The Mario Benedetti Foundation remembers the author of novels like 'The Truce' and 'Thank You for the Fire' and will also announce the Mario Benedetti International Award to the struggle for human rights and solidarity.

Benedetti published seven novels, the last was 'Scaffolding' (1996), 30 books of poems, 17 essays, 10 books of short stories, four plays and eight albums, of these, several along with the Uruguayan singer Daniel Viglietti.

The work of the prestigious member of the 1945 Generation has more than 80 books, several of them translated into twenty languages.

Being the son of a working-class family, this writer interrupted his studies early, traveled to neighboring Argentina and, in return, directed and edited the publication Marginalia volume of essays 'vicissitudes and novel.'

Soon after, he was part of the editorial board and then headed the literary section of the weekly Marcha, where he worked until 1974, when it was closed by the regime of Juan María Bordaberry. He also wrote in the important literary magazine Número (Number).

In 1964 was theater critic for the newspaper La Mañana (The Morning) and Peloduro magazine contributor, as well as movie commentator in La Tribuna Popular (Popular Tribune).

Benedetti a was representative of the March 26th Movement on the Executive Board of the Frente Amplio from 1971 to 1973, while directing the Department of Hispanic-American Literature at the University of the Republic.

The coup of 1973 forced him to leave the country and travel to Argentina, then to Peru, Cuba and Spain.

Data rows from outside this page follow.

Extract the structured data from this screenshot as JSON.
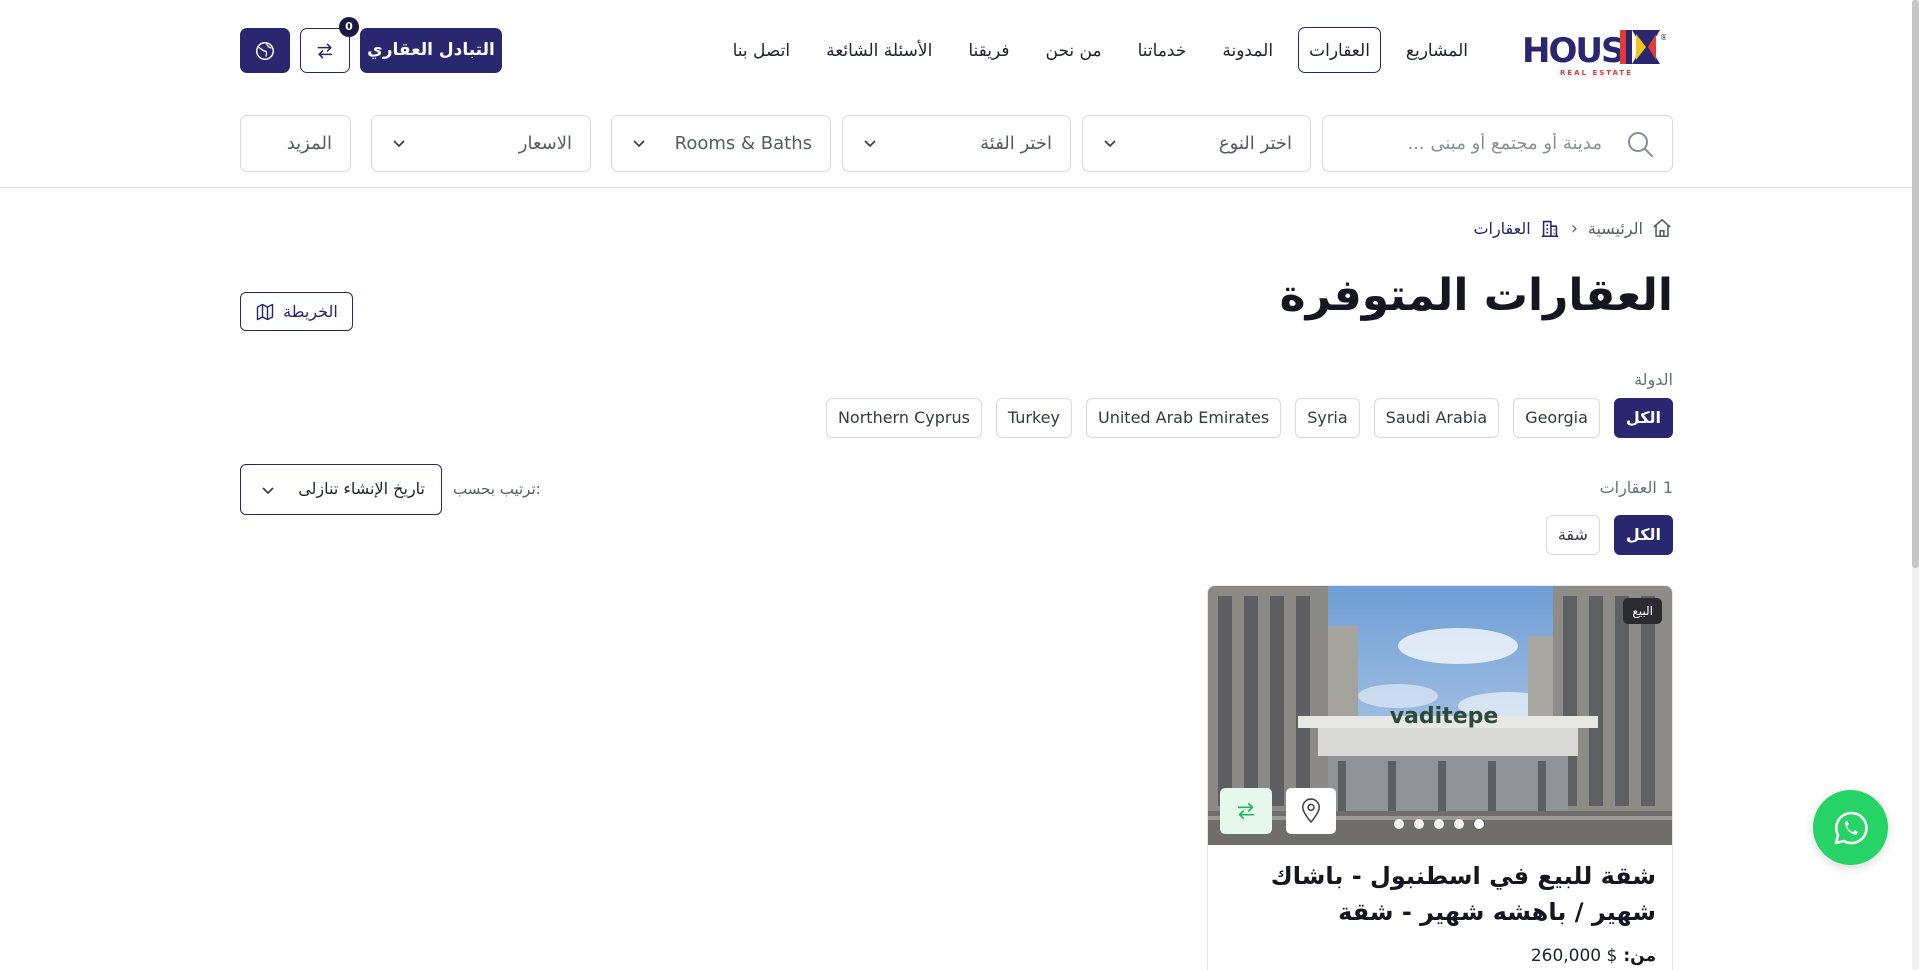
{
  "brand": {
    "logo_text_main": "HOUS",
    "logo_text_x": "X",
    "logo_subtitle": "REAL ESTATE",
    "colors": {
      "primary": "#29276f",
      "accent_red": "#e53935",
      "accent_yellow": "#f5c518",
      "whatsapp": "#25d366"
    }
  },
  "nav": {
    "items": [
      {
        "label": "المشاريع",
        "active": false
      },
      {
        "label": "العقارات",
        "active": true
      },
      {
        "label": "المدونة",
        "active": false
      },
      {
        "label": "خدماتنا",
        "active": false
      },
      {
        "label": "من نحن",
        "active": false
      },
      {
        "label": "فريقنا",
        "active": false
      },
      {
        "label": "الأسئلة الشائعة",
        "active": false
      },
      {
        "label": "اتصل بنا",
        "active": false
      }
    ],
    "exchange_label": "التبادل العقاري",
    "compare_count": "0",
    "compare_icon": "swap-arrows-icon",
    "language_icon": "globe-icon"
  },
  "filters": {
    "search_placeholder": "مدينة أو مجتمع أو مبنى ...",
    "type_label": "اختر النوع",
    "category_label": "اختر الفئة",
    "rooms_label": "Rooms & Baths",
    "prices_label": "الاسعار",
    "more_label": "المزيد"
  },
  "breadcrumb": {
    "home": "الرئيسية",
    "current": "العقارات"
  },
  "page_title": "العقارات المتوفرة",
  "map_button_label": "الخريطة",
  "country": {
    "label": "الدولة",
    "chips": [
      {
        "label": "الكل",
        "active": true
      },
      {
        "label": "Georgia",
        "active": false
      },
      {
        "label": "Saudi Arabia",
        "active": false
      },
      {
        "label": "Syria",
        "active": false
      },
      {
        "label": "United Arab Emirates",
        "active": false
      },
      {
        "label": "Turkey",
        "active": false
      },
      {
        "label": "Northern Cyprus",
        "active": false
      }
    ]
  },
  "results": {
    "count": "1",
    "count_label": "العقارات",
    "sort_label": "ترتيب بحسب:",
    "sort_value": "تاريخ الإنشاء تنازلى",
    "type_chips": [
      {
        "label": "الكل",
        "active": true
      },
      {
        "label": "شقة",
        "active": false
      }
    ]
  },
  "card": {
    "badge": "البيع",
    "image_sign": "vaditepe",
    "title": "شقة للبيع في اسطنبول - باشاك شهير / باهشه شهير - شقة",
    "price_prefix": "من:",
    "price_value": "$ 260,000",
    "slide_count": 5,
    "active_slide": 0
  }
}
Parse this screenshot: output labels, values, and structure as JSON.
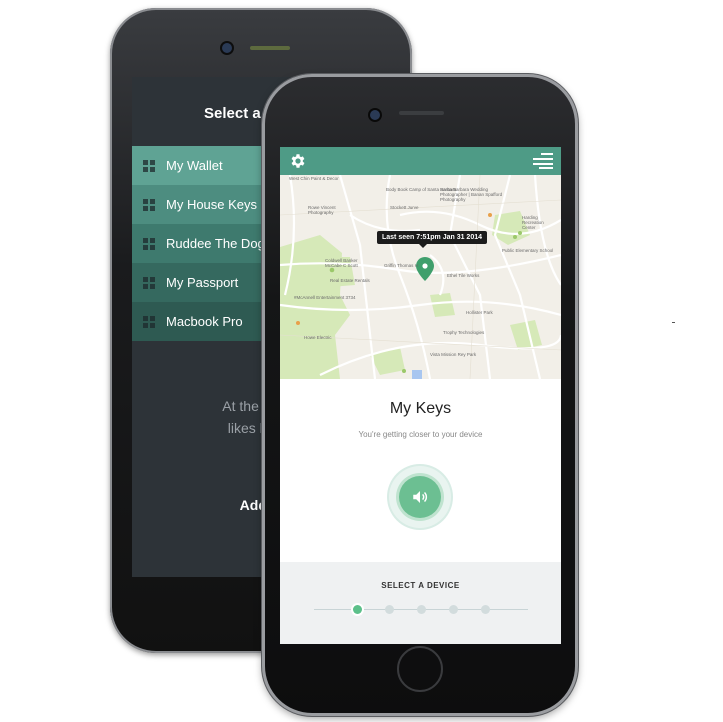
{
  "back_screen": {
    "title": "Select a devi",
    "devices": [
      {
        "label": "My Wallet"
      },
      {
        "label": "My House Keys"
      },
      {
        "label": "Ruddee The Dog"
      },
      {
        "label": "My Passport"
      },
      {
        "label": "Macbook Pro"
      }
    ],
    "message_line1": "At the end of",
    "message_line2": "likes losing",
    "add_label": "Add n"
  },
  "front_screen": {
    "topbar": {
      "settings_icon": "gear-icon",
      "menu_icon": "menu-icon",
      "color": "#4e9b86"
    },
    "map": {
      "tooltip": "Last seen 7:51pm Jan 31 2014",
      "pin_icon": "map-pin-icon",
      "labels": {
        "l1": "West Chin Paint & Decor",
        "l2": "Body Book Camp of Santa Barbara",
        "l3": "Santa Barbara Wedding Photographer | Banan Spafford Photography",
        "l4": "Rowe Vincent Photography",
        "l5": "Stockett Jurve",
        "l6": "Harding Recreation Center",
        "l7": "Public Elementary School",
        "l8": "Coldwell Banker McCabe C Scott",
        "l9": "Griffin Thomas H",
        "l10": "Ethel Tile Works",
        "l11": "Real Estate Rentals",
        "l12": "#McAnnell Entertainment 3734",
        "l13": "Trophy Technologies",
        "l14": "Howe Electric",
        "l15": "Hollister Park",
        "l16": "Vista Mission Rey Park"
      }
    },
    "device_name": "My Keys",
    "device_status": "You're getting closer to your device",
    "sound_icon": "speaker-icon",
    "bottom": {
      "select_label": "SELECT A DEVICE",
      "pager_count": 5,
      "active_index": 0
    }
  },
  "colors": {
    "accent": "#4e9b86",
    "active_dot": "#5cc08a"
  }
}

In total, he lived 10 years in exile, separated from his relatives.

Back in Uruguay in 1983, he joined the Editorial Board of the new magazine Brecha –- a continuity of March, closed in 1974 -- and participated in demonstrations denouncing the crimes committed during the military dictatorship.

Benedetti's work was laureate in numerous countries, including Bulgaria, Chile, El Salvador, Spain, Italy and Venezuela, and Uruguay.

In Cuba, where he worked with Casa de Las Americas, he received the Félix Varela Order and the Haydeé Santamaría Medal, both awarded by the Council of State of Cuba, among other honors.